Fotowoltaika z magazynem energii? Warto?

I dlaczego? I dlaczego właśnie teraz?

Opłacalność takiego rozwiązania to kwestia bardzo indywidualna i jeszcze bardziej dyskusyjna. Należy zacząć od tego, jakie obecnie płacisz rachunki za energię elektryczną, biorąc również pod uwagę prognozowane wzrosty cen. Na podstawie zużycia należy dobrać odpowiednią wielkość instalacji i oszacować koszt jej montażu. Mając te dane, można wyliczyć okres zwrotu nakładów. Trzeba wziąć pod uwagę, że w okresie żywotności paneli fotowoltaicznych trzeba będzie +/- 3 razy wymienić magazyn energii. Dodatkowo w kalkulacji należy wziąć pod uwagę, że okresie od listopada do polowy lutego produkcja energii ze słońca w naszych warunkach jest symboliczna i rachunki będą w normalnej kwocie.

2 polubienia

Będą sporo niższe rachunki. Energią z fotowoltaiki można spokojnie ogrzewać cały domek bez konieczności (prawie) dogrzewania czymś innym. Wiadomości na ten temat mam króciutkie (z wywiadu). Poprzedniej zimy domek był ogrzewany tylko fotowoltaiką. Koszty zwróciły się już a była zakładana prawie w ostatniej chwili przed zmianą zasad.

2 polubienia

No właśnie … co było, a nie jest …
Przy obecnych zasadach nie jest już tak różowo i reklamowanie tego na podstawie tego co już nie obowiązuje, jest błędem.

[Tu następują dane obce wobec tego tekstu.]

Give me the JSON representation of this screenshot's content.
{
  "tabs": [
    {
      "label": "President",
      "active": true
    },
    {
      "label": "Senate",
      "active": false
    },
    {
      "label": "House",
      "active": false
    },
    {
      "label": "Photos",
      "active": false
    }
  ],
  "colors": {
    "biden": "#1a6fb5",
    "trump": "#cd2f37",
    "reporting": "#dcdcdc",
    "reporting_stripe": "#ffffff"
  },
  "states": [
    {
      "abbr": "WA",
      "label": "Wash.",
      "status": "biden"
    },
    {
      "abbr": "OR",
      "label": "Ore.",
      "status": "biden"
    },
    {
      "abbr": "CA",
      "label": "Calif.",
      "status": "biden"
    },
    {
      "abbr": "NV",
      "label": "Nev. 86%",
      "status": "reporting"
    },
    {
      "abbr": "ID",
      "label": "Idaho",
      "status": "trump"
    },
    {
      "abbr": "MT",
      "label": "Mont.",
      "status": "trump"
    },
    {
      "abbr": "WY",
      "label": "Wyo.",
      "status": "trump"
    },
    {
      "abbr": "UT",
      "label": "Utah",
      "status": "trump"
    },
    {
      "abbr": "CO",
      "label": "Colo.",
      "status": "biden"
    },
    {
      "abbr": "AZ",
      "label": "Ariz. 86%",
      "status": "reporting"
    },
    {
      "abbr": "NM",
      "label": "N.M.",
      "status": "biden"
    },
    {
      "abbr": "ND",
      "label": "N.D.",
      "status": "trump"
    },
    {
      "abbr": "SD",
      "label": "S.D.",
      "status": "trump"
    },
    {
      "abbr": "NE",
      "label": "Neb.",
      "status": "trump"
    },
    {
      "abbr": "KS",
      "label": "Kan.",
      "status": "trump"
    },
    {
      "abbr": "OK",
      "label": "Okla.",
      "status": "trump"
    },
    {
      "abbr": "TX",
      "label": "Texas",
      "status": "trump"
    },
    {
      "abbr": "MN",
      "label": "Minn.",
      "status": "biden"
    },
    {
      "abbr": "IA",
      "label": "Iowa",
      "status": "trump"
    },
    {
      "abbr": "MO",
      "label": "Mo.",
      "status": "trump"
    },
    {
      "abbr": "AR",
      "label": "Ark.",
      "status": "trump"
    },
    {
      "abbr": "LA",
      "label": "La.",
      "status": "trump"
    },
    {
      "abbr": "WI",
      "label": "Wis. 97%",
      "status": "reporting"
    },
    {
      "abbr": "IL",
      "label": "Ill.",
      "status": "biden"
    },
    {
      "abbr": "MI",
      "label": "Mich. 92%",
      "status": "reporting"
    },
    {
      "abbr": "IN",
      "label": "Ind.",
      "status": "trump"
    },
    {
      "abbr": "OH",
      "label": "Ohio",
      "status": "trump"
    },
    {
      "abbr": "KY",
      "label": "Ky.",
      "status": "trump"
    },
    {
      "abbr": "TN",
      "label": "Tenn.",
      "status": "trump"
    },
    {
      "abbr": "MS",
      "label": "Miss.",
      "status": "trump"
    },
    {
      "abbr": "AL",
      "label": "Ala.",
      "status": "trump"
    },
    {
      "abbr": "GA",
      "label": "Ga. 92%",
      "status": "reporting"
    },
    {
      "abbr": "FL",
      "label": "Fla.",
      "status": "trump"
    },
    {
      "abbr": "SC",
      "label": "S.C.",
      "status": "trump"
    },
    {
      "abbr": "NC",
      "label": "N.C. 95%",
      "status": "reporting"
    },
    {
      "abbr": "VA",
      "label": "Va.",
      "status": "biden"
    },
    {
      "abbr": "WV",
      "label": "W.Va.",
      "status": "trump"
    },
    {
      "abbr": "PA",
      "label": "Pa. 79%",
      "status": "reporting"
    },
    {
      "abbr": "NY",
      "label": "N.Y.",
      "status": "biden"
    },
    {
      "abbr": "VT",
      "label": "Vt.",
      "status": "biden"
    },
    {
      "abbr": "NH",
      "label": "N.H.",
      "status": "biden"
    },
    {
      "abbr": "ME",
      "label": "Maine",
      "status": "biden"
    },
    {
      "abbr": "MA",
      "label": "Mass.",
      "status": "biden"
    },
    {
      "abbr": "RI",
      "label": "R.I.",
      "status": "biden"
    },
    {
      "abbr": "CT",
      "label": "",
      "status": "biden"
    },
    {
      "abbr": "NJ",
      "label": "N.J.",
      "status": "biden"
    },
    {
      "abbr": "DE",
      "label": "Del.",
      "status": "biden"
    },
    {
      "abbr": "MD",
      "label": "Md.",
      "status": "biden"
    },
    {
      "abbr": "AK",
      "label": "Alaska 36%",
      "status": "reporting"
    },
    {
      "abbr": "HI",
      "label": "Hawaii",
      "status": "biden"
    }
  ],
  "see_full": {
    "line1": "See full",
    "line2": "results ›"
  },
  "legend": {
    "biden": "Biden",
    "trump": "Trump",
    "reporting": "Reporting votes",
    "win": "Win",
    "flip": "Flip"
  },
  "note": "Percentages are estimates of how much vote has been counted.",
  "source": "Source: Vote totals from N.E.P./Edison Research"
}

Ja również zakładałem swoją instalację na starych zasadach, lecz obecnie raczej bym się na to nie zdecydował.

2 polubienia

PS. Szkopuł w tym, że obecnie już nie można. Moja instalacja zimą produkuje 2-4% energii względem lata. Nie wiem, czy starczyłoby to na dzień grzania poduszką elektryczną pod tyłkiem. :sweat_smile:

1 polubienie

Poduszka, jak sama nazwa wskazuje, nie służy do podkładania pod tyłek :upside_down_face:

1 polubienie

Faktycznie …
… ale weźmy takie krzesło pod tyłkiem, nie służy do krzesania … chyba że, trzymając się tematyki, krzesło elektryczne. :thinking: :wink:

Czy warto brać duży magazyn energii np. 30, czy jest to totalnie bez sensu? @czarny_rycerz

Nie wiem. Trzeba to przemyśleć pod kątem ekonomicznum. Programy rządowe i dotacje też bywają zawodne.
Najlepiej zapytać kogoś u kogo się to sprawdziło

A powiedz ile cykli ma gwarantowane? Jak długo gwarancja trwa? Nie ile deklarują a ile gwarantują.

Dobór instalacji należy w każdym przypadku kalkulować indywidualnie. Jeżeli jakaś firma, czy monter przychodzą do Ciebie z gotowym schematem i proponują rozwiązania z parametrami na zapas, należy pogonić takie towarzystwo. Podstawą jest oczywiście dotychczasowe zużycie energii elektrycznej, jak i te planowane, ale trzeba jeszcze brać pod uwagę parametry miejsca, gdzie będzie montowana instalacja pv, ponieważ kąt osi i płaszczyzny dachu będzie miał znaczący wpływ na wydajność instalacji. Nie są to skomplikowane wyliczenia, więc jeżeli ktoś nie przedstawi takiej kalkulacji opartej o Twoje indywidualne uwarunkowania, nie ma co brnąc we współpracę, ponieważ z tego do się orientuję, obecnie najbardziej opłacalną instalacją jest taka skrojona na miarę. Zbyt duża będzie w znaczącym stopniu niewykorzystana, lub w ekstremalnych przypadkach po prostu może wcale się nie zwrócić w trakcie całego cyklu użytkowania.
Ne jestem wyrocznią w tych kwestiach, niemniej uważam za słuszne, że zgodnie z przyjętymi obecnie zasadami, wielkość magazynu energii powinna być rzędu 1-1,5 mocy paneli. W przypadku magazynu “na wyrost” w miesiącach szczodrych w energię ze słońca większość energii w nim zgormadzona i tak nie będzie wykorzystana. Natomiast jesienią w końcu przyjdzie czas, że ten magazyn nie będzie naładowany i tak aż do wiosny.
Nie wiem, o jakiej mocy paneli jest mowa u Ciebie. Dla przeciętnego gospodarstwa domowego zazwyczaj wystarcza +/- 5kW. Nawet biorąc pod uwagę, że dla prosumentów indywidualnych obecnie montuje się maksymalnie 10kW a ktoś wciska magazyn 30kWh, jest to naciąganie w najczystszej postaci.